Bu Cuma, yani 18 Mart 1915 Çanakkale Deniz Zaferi ve Şehitleri Anma Günü’nün 108. yıldönümünde önemli bir tören yapılacak.

Hazine’nin, 15 Euro+KDV geçiş ücreti üzerinden, günlük 45 bin araç garanti ettiği “1915 Çanakkale Köprüsü ve Otoyolu” açılıyor.

Çanakkale Köprüsü; Cumhuriyet’in 100. yılını simgeleyen 2023 metre ana açıklığı ile “dünyanın en uzun açıklıklı asma köprüsü”, 333 metrelik kuleleri ile de “dünyanın en yüksek asma köprüsü” olacak.

Cumhurbaşkanı Erdoğan’ın açacağı köprü ve otoyol törenine Güney Kore Başbakanı Kim Boo-Kyum da davet edildi.

Niye Güney Kore Başbakanı derseniz, köprü ve otoyolu inşa eden konsorsiyumu oluşturan dört şirketten ikisi Güney Koreli: Daelim ile S.K. Diğer iki Türk şirket ise Limak ile Yapı Merkezi.



ERDOĞAN’IN DOĞUM GÜNÜNDE AÇILACAKTI

AKP’nin, ihalesini beş yıl önce Yap-İşlet-Devret (YİD) modeliyle yaptığı köprü, ihalede taahhüt edilen süreden 1.5 yıl önce tamamlandı. Geçtiğimiz 26 Şubat’ta açılacaktı.

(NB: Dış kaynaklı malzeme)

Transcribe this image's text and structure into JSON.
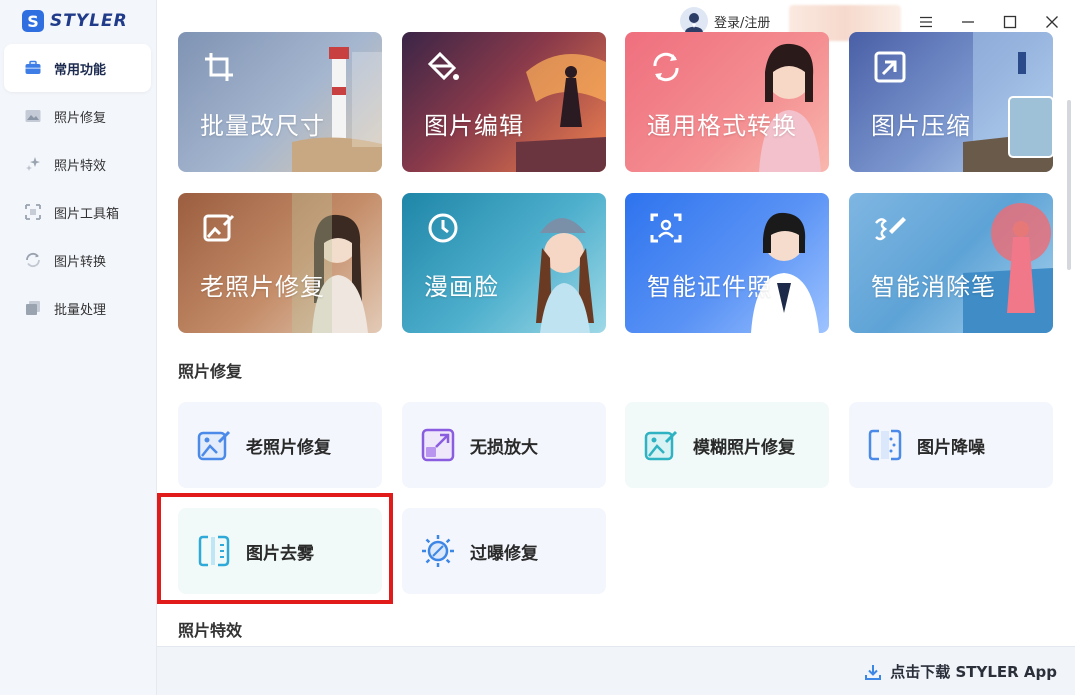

Ancak Cumhurbaşkanı Erdoğan’ın doğum gününe denk gelen bu tarihe kamuoyundan itiraz geldi. Tören 18 Mart’a ertelendi. Bu arada törenin doğum günü tarihine (26 Şubat) rast getirilmesi talebinin Erdoğan’dan gelmediğini, Bakanlık bürokrasisinin hediyeyi çağrıştıracak biçimde bir “jest”i (!) olduğunu da öğrendik.

★★★

Gelin görün ki, bu 3 haftalık erteleme, ülkenin bütçesi ile köprüyü inşa edip işletecek, dört şirketin eşit pay sahibi olduğu konsorsiyumun bilançosu üzerinde önemli sonuçlar doğuracak.

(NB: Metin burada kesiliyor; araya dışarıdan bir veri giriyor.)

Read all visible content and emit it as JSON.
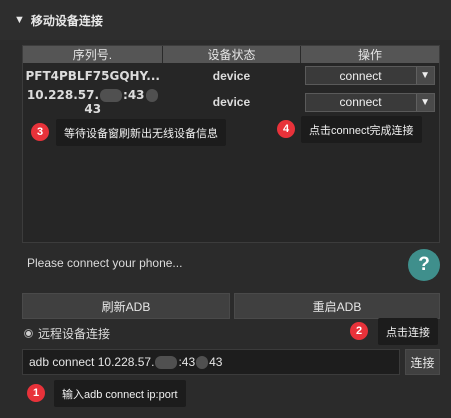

Çünkü YİD modeliyle yaptırılan projelerde sözleşmeler “ticari sır” gerekçesiyle halktan saklansa da modelin esaslı unsurlarından biri biliniyor.

O da şu: İhaleyi kazanan firma, inşaatı taahhüt ettiği süreden erken bitirirse, erken bitirdiği süre, döviz üzerinden gelir elde edeceği işletme süresine ekleniyor. Bu da firma için avantaj.

Günlük garanti 729 bin Euro


1915 Çanakkale Köprüsü”nün, YİD modeli nedeniyle bütçeye uzun vadeli yüküne dair, başından bu yana (5 yıldır) pek çok yazı yazdım. Ancak yaklaşan açılış ve törenin öne çekilmesinin yol açacağı sonuçlar nedeniyle bilgileri hatırlatmakta yarar var.

-Çanakkale Köprüsü için devletin taahhüt ettiği araç başına 15 Euro geçiş ücreti, yüzde 8 KDV eklenince 16.2 Euro’ya çıkıyor. Bu da bugünkü kurlarla araç başına 261 TL demek. (Bu hesapta sadece köprü geçişi var. Otoyol geçiş ücreti eklenmedi.)

-Verilen günlük garanti tutarı, 45 bin araç sayısı üzerinden 729 bin Euro.

21 günün bedeli


YİD projeleri genellikle ulaştırma alanında tercih ediliyor. İhalede süreler yarıştığı için, şirket inşaat döneminde hızlı çalışıp erken açılış yaptığında, süre asıl parayı kazanacağı işletme süresine ekleniyor.

Çanakkale Köprüsü’nün 26 Şubat’ta açılması ile 18 Mart’ta açılması arasındaki fark; tam da bu nedenle Erdoğan’ın doğum günü ile 18 Mart 1915 Deniz Zaferi’nin yıldönümüne rastlaması arasındaki sembolik anlamın ötesine geçiyor.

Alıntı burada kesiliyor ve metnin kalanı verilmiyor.